I guess you don’t know you’re leading the pack unless you hear the other dogs barking at your heels. GestureTek is a company that puts out touch- and gesture-based interactive screens in more various forms than the Microsoft Surface project. From what I can tell, it doesn’t track as exactly or as reliably as the seriously stress-tested Surface, but it also has a more attractive form factor in this thing (autoplaying video warning). I can’t tell what it’s using to track movement, but it looks to be sufficient for the basic applications that would be running in, say, a mall kiosk: a map, sales, basic product browsing and so on.
Multi-touch and general touchscreen tech is the new tech Wild West, it seems, and like the Lotto, many will enter, only a few will win. Still, competition in this area is essential for innovation; every lackluster touchscreen phone that comes out gets immediately buried because the iPhone had already taken it to the next level. Same with the Surface, but that doesn’t mean either of those products are guaranteed against usurpation.

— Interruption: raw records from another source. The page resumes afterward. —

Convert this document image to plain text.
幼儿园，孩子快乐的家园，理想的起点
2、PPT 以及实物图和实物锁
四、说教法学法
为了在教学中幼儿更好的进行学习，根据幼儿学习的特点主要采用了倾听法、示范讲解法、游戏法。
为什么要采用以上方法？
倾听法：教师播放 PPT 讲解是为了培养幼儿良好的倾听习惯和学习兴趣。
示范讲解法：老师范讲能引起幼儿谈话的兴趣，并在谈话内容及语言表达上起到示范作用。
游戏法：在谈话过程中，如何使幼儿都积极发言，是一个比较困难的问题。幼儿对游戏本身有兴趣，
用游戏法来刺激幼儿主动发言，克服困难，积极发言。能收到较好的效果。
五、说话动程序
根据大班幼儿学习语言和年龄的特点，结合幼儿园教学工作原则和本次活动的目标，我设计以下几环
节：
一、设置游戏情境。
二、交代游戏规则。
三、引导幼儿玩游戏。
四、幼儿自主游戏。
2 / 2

If you’re interested, head down to Florida on the 18th for the International Association for Amusement Parks and Attractions expo and check the thing out. (giggle)

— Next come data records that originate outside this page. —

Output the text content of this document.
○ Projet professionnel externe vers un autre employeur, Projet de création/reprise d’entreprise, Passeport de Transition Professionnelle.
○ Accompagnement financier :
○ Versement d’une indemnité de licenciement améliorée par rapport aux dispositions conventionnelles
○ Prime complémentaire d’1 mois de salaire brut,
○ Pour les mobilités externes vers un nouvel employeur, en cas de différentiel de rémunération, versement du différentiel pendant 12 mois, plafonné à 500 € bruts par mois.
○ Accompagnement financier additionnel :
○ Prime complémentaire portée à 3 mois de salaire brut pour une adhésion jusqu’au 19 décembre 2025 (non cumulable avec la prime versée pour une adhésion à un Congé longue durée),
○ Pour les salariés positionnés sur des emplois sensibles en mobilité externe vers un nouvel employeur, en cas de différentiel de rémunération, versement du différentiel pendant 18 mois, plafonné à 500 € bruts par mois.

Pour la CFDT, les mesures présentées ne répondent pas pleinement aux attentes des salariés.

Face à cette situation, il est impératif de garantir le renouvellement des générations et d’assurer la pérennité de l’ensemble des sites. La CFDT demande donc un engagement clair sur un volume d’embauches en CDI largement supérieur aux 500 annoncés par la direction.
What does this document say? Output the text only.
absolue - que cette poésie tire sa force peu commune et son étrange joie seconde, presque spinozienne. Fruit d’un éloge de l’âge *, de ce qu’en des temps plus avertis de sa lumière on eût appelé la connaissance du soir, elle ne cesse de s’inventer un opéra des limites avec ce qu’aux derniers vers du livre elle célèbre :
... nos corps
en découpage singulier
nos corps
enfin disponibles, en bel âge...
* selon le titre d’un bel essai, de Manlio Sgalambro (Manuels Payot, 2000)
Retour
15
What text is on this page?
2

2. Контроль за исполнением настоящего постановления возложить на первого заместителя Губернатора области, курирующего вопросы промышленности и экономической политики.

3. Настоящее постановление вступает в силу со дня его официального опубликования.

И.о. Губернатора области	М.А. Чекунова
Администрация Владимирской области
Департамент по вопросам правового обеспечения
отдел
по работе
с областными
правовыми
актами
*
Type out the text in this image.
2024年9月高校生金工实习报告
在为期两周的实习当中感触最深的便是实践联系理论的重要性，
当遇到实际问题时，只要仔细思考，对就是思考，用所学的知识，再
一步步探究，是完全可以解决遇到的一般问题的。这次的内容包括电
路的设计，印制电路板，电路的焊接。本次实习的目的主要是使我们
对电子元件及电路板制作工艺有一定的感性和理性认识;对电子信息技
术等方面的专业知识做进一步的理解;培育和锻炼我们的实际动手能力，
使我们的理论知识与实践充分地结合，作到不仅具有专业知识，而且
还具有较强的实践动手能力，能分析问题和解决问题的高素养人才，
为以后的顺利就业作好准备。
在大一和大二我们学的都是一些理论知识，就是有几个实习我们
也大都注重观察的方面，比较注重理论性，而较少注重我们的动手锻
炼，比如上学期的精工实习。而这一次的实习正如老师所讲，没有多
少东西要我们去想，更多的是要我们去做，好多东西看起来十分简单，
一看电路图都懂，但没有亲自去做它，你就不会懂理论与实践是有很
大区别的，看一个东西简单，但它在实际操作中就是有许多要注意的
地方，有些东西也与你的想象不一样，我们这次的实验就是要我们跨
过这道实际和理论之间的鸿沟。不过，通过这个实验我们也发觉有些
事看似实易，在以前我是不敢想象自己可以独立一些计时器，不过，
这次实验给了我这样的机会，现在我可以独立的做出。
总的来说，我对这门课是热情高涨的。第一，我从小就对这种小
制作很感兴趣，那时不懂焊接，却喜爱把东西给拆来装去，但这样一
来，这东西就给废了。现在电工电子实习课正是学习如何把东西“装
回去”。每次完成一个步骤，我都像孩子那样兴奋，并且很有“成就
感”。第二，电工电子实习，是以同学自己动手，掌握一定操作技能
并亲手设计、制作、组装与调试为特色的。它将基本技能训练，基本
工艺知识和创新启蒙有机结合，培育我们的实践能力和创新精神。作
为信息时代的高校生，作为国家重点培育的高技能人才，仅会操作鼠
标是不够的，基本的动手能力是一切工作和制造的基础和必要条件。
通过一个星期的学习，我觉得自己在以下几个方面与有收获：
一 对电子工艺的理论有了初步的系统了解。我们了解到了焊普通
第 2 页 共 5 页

Wow. I highly doubt, however, that it will be able to compete with Microsoft – but it does look cool.
Comparing Gesturetek to this: http://equedia.com/blog/view.php/Re-Microsofts-New-OS-Officially-Named-Windows-7
just doesn’t cut it
This touch thing is not working great from microsoft. It is targeted at businesses and not individuals.
Who would want to buy a damn costly surface, which occupies space, is not portable and has 10% intelligence of that of a netbook?

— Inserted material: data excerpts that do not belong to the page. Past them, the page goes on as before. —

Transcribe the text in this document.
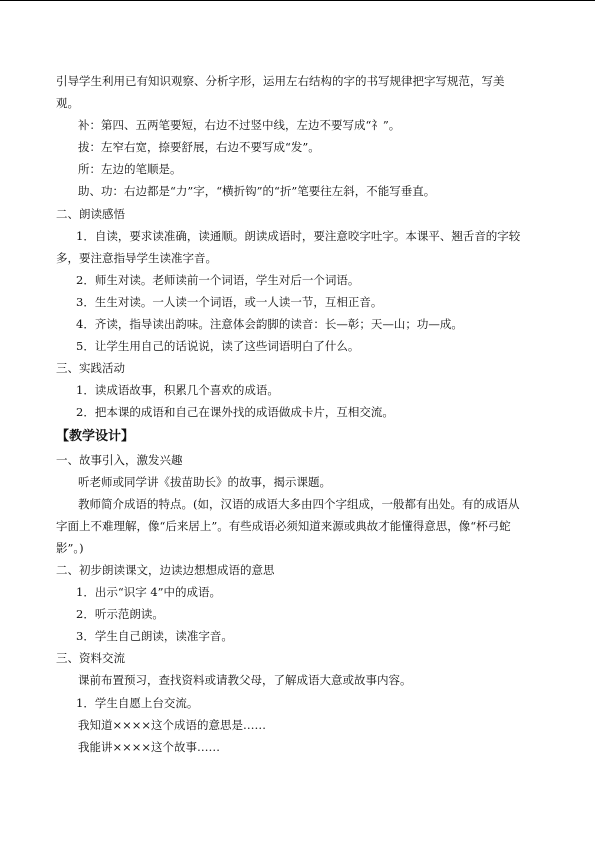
引导学生利用已有知识观察、分析字形，运用左右结构的字的书写规律把字写规范，写美
观。
补：第四、五两笔要短，右边不过竖中线，左边不要写成“礻”。
拔：左窄右宽，捺要舒展，右边不要写成“发”。
所：左边的笔顺是。
助、功：右边都是“力”字，“横折钩”的“折”笔要往左斜，不能写垂直。
二、朗读感悟
1．自读，要求读准确，读通顺。朗读成语时，要注意咬字吐字。本课平、翘舌音的字较
多，要注意指导学生读准字音。
2．师生对读。老师读前一个词语，学生对后一个词语。
3．生生对读。一人读一个词语，或一人读一节，互相正音。
4．齐读，指导读出韵味。注意体会韵脚的读音：长—彰；天—山；功—成。
5．让学生用自己的话说说，读了这些词语明白了什么。
三、实践活动
1．读成语故事，积累几个喜欢的成语。
2．把本课的成语和自己在课外找的成语做成卡片，互相交流。
【教学设计】
一、故事引入，激发兴趣
听老师或同学讲《拔苗助长》的故事，揭示课题。
教师简介成语的特点。(如，汉语的成语大多由四个字组成，一般都有出处。有的成语从
字面上不难理解，像“后来居上”。有些成语必须知道来源或典故才能懂得意思，像“杯弓蛇
影”。)
二、初步朗读课文，边读边想想成语的意思
1．出示“识字 4”中的成语。
2．听示范朗读。
3．学生自己朗读，读准字音。
三、资料交流
课前布置预习，查找资料或请教父母，了解成语大意或故事内容。
1．学生自愿上台交流。
我知道××××这个成语的意思是……
我能讲××××这个故事……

This is not a rival to Surface. Surface is much more advance. Applications on Windows 7 is probably more powerful than this.
Yea i don’t think this thing can hold a candle to the surface from the videos I have seen of the surface..the picture thing blew my mind. But this is cool none the less.
No, it’s certainly not going to take down the surface, but for places that want something like a surface but can’t afford it… or don’t want the table form factor, etc. A market (not a big one but a market nonetheless) has been created by the Surface, and it has a sort of halo market around it that makes room for stuff like this.
they have been around for years and have actually partnered with Microsoft Xbox division at one point.
it normally uses cameras and x/y coordinates, at least some of their tech.
Yeah, I thought it might be something like that but didn’t want to spend the time analyzing the photos :)
they just updated their lineup today, which is the reason we’ve posted. For the “floating” screen I wonder if it actually uses a system similar to the Surface’s..
Check out this system – also very cool:
http://www.youtube.com/watch?v=LYGyynUt2-o
We have worked with Gesturetek products for a number of years and did UI work for Microsoft Surface.
Gesturetek and Surface make essentially different products.
Gesturetek sells hardware.
Surface’s value prop. software-based:
- a seriously user tested SDK object recognition framework
- Deep integration into the MS product stack
- .net 3.0 development environment
When you look at the cost of serious app development, the differnce in hardware cost is insignificant.
You can find multitouch demo videos and market analysis at:
http://www.pointanddo.com
I think that Surface has become a software project due to touch integration with 7 and stuff, but it really started out as a hardware project. The proof of concept had to be hardware first, software second.